Under a plan referred to as an “insourcing” agenda released late on Wednesday, Clinton proposed a wide range of initiatives to create $7 billion a year in new tax benefits and investments for firms that create U.S. jobs, and to help domestic insurers by cutting a benefit to foreign insurers.
Specifically, Clinton would “eliminate the unfair advantage that foreign insurers located in tax havens have against U.S. insurers competing for U.S. business,” according to a statement on the proposal.
Brian Deese, a Clinton economic adviser, said at issue is the ability of foreign insurance companies writing business in the United States to cut their tax bill through reinsurance arrangements in a “tax haven.”
Clinton added the issue to her agenda as a coalition of U.S. insurers ramps up its effort to convince legislators to close what they call a tax loophole that allows foreign insurers with U.S. operations to cut their income tax through offshore reinsurance arrangements.

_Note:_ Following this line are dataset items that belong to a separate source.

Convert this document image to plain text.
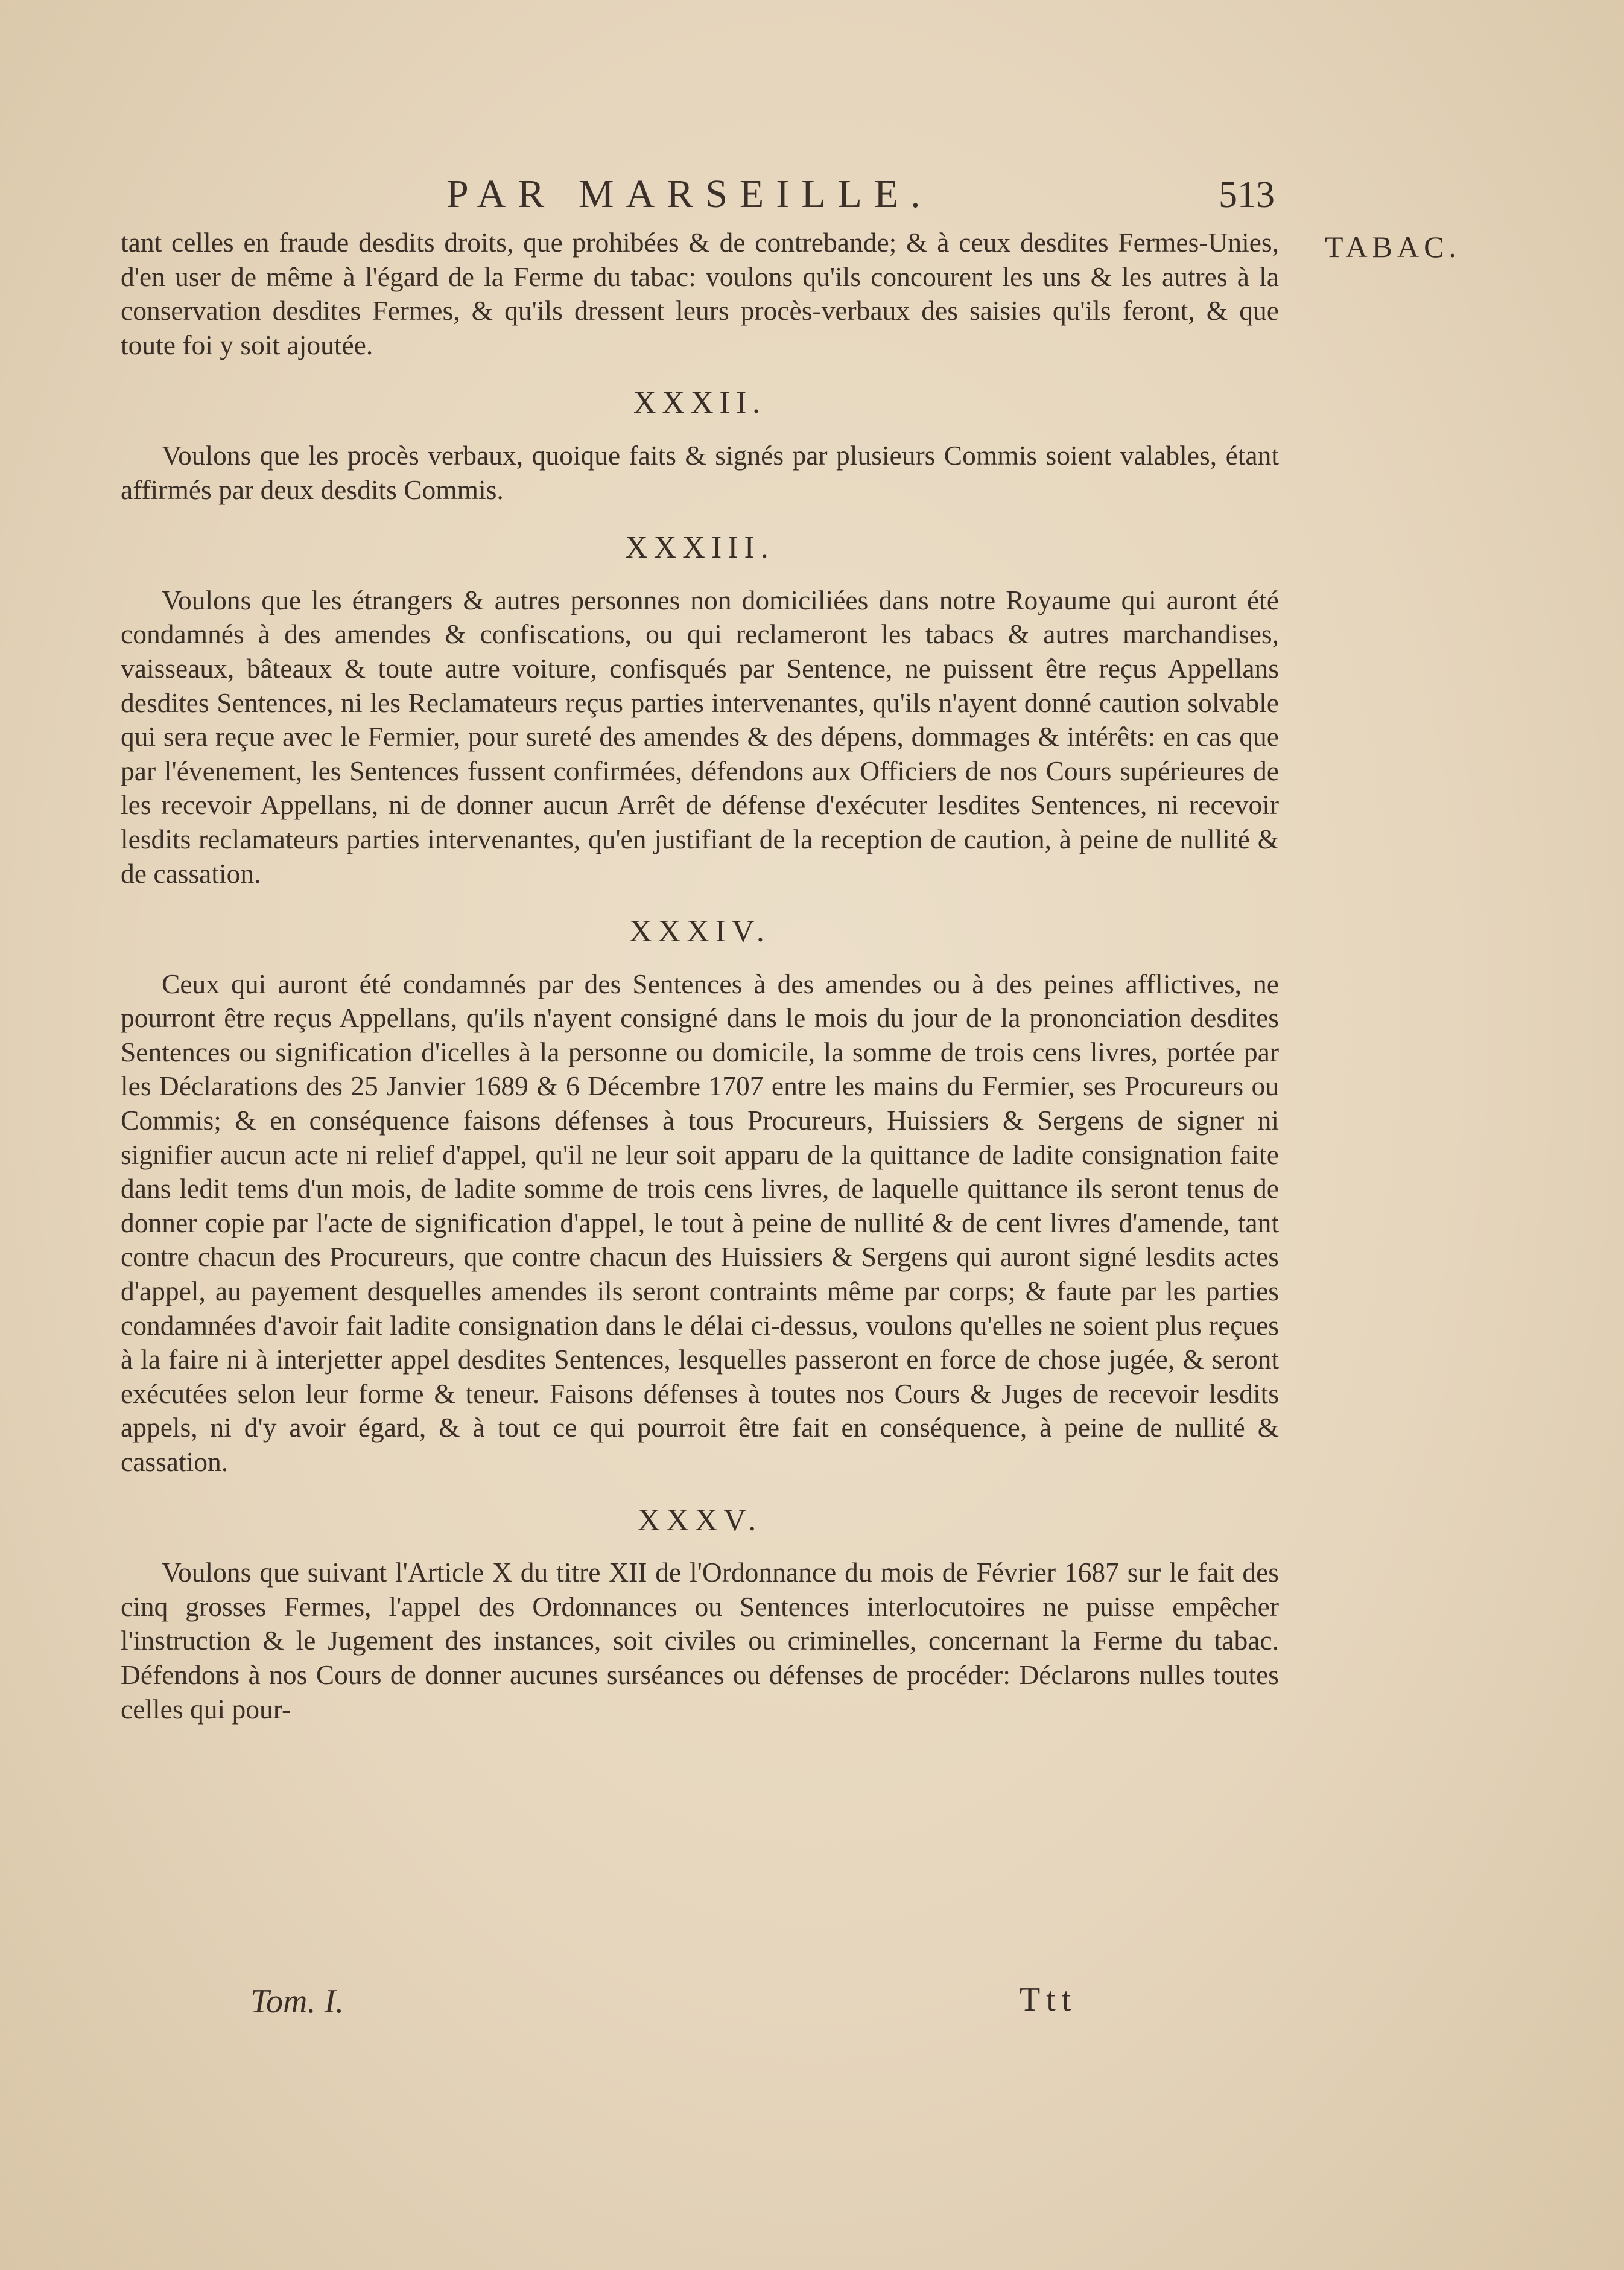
PAR MARSEILLE.	513
TABAC.

tant celles en fraude desdits droits, que prohibées & de contrebande; & à ceux desdites Fermes-Unies, d'en user de même à l'égard de la Ferme du tabac: voulons qu'ils concourent les uns & les autres à la conservation desdites Fermes, & qu'ils dressent leurs procès-verbaux des saisies qu'ils feront, & que toute foi y soit ajoutée.

XXXII.

Voulons que les procès verbaux, quoique faits & signés par plusieurs Commis soient valables, étant affirmés par deux desdits Commis.

XXXIII.

Voulons que les étrangers & autres personnes non domiciliées dans notre Royaume qui auront été condamnés à des amendes & confiscations, ou qui reclameront les tabacs & autres marchandises, vaisseaux, bâteaux & toute autre voiture, confisqués par Sentence, ne puissent être reçus Appellans desdites Sentences, ni les Reclamateurs reçus parties intervenantes, qu'ils n'ayent donné caution solvable qui sera reçue avec le Fermier, pour sureté des amendes & des dépens, dommages & intérêts: en cas que par l'évenement, les Sentences fussent confirmées, défendons aux Officiers de nos Cours supérieures de les recevoir Appellans, ni de donner aucun Arrêt de défense d'exécuter lesdites Sentences, ni recevoir lesdits reclamateurs parties intervenantes, qu'en justifiant de la reception de caution, à peine de nullité & de cassation.

XXXIV.

Ceux qui auront été condamnés par des Sentences à des amendes ou à des peines afflictives, ne pourront être reçus Appellans, qu'ils n'ayent consigné dans le mois du jour de la prononciation desdites Sentences ou signification d'icelles à la personne ou domicile, la somme de trois cens livres, portée par les Déclarations des 25 Janvier 1689 & 6 Décembre 1707 entre les mains du Fermier, ses Procureurs ou Commis; & en conséquence faisons défenses à tous Procureurs, Huissiers & Sergens de signer ni signifier aucun acte ni relief d'appel, qu'il ne leur soit apparu de la quittance de ladite consignation faite dans ledit tems d'un mois, de ladite somme de trois cens livres, de laquelle quittance ils seront tenus de donner copie par l'acte de signification d'appel, le tout à peine de nullité & de cent livres d'amende, tant contre chacun des Procureurs, que contre chacun des Huissiers & Sergens qui auront signé lesdits actes d'appel, au payement desquelles amendes ils seront contraints même par corps; & faute par les parties condamnées d'avoir fait ladite consignation dans le délai ci-dessus, voulons qu'elles ne soient plus reçues à la faire ni à interjetter appel desdites Sentences, lesquelles passeront en force de chose jugée, & seront exécutées selon leur forme & teneur. Faisons défenses à toutes nos Cours & Juges de recevoir lesdits appels, ni d'y avoir égard, & à tout ce qui pourroit être fait en conséquence, à peine de nullité & cassation.

XXXV.

Voulons que suivant l'Article X du titre XII de l'Ordonnance du mois de Février 1687 sur le fait des cinq grosses Fermes, l'appel des Ordonnances ou Sentences interlocutoires ne puisse empêcher l'instruction & le Jugement des instances, soit civiles ou criminelles, concernant la Ferme du tabac. Défendons à nos Cours de donner aucunes surséances ou défenses de procéder: Déclarons nulles toutes celles qui pour-

Tom. I.	Ttt
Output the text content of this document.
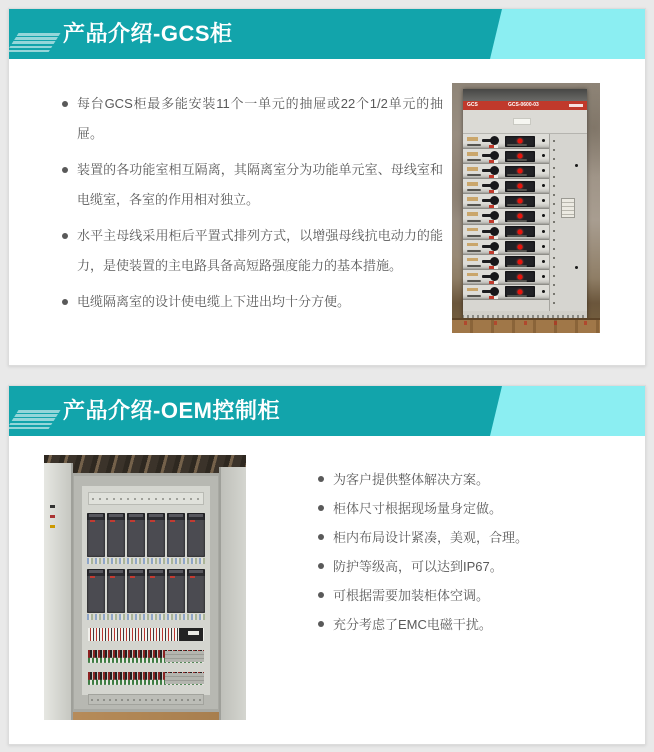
产品介绍-GCS柜
每台GCS柜最多能安装11个一单元的抽屉或22个1/2单元的抽屉。
装置的各功能室相互隔离，其隔离室分为功能单元室、母线室和电缆室，各室的作用相对独立。
水平主母线采用柜后平置式排列方式，以增强母线抗电动力的能力，是使装置的主电路具备高短路强度能力的基本措施。
电缆隔离室的设计使电缆上下进出均十分方便。
GCS	GCS-0600-03
产品介绍-OEM控制柜
为客户提供整体解决方案。
柜体尺寸根据现场量身定做。
柜内布局设计紧凑，美观，合理。
防护等级高，可以达到IP67。
可根据需要加装柜体空调。
充分考虑了EMC电磁干扰。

“The Coalition for a Domestic Insurance Industry” is a 14-member group that includes W.R. Berkley Corp., Ambac Financial Group Inc., American Financial Group, Inc, Berkshire Hathaway, the Chubb Corp., EMC Insurance Companies, MBIA Inc. and Hartford Financial Services Group.
Clinton’s economic policy advisers did not consult with the coalition on this issue, Deese said.
In a letter last year to the House Ways and Means Committee, the coalition called on legislators to adjust the tax code that applies to certain transactions involving the U.S. operations of foreign insurers or there would be a risk that “foreign domiciled insurers will continue to use their tax advantage to gain a greater share of the U.S. insurance market.”
Coalition spokesman William Berkley told Reuters in an earlier interview that his group proposes a change to “level the playing field” between U.S. insurers and foreign companies with U.S. operations, so “the tax rate (would) be adjusted so they are taxed more appropriately on (their) domestic business.” Under a reinsurance agreement, the reinsurer assumes some of the risk in policies that an insurer has already sold to corporations and individuals.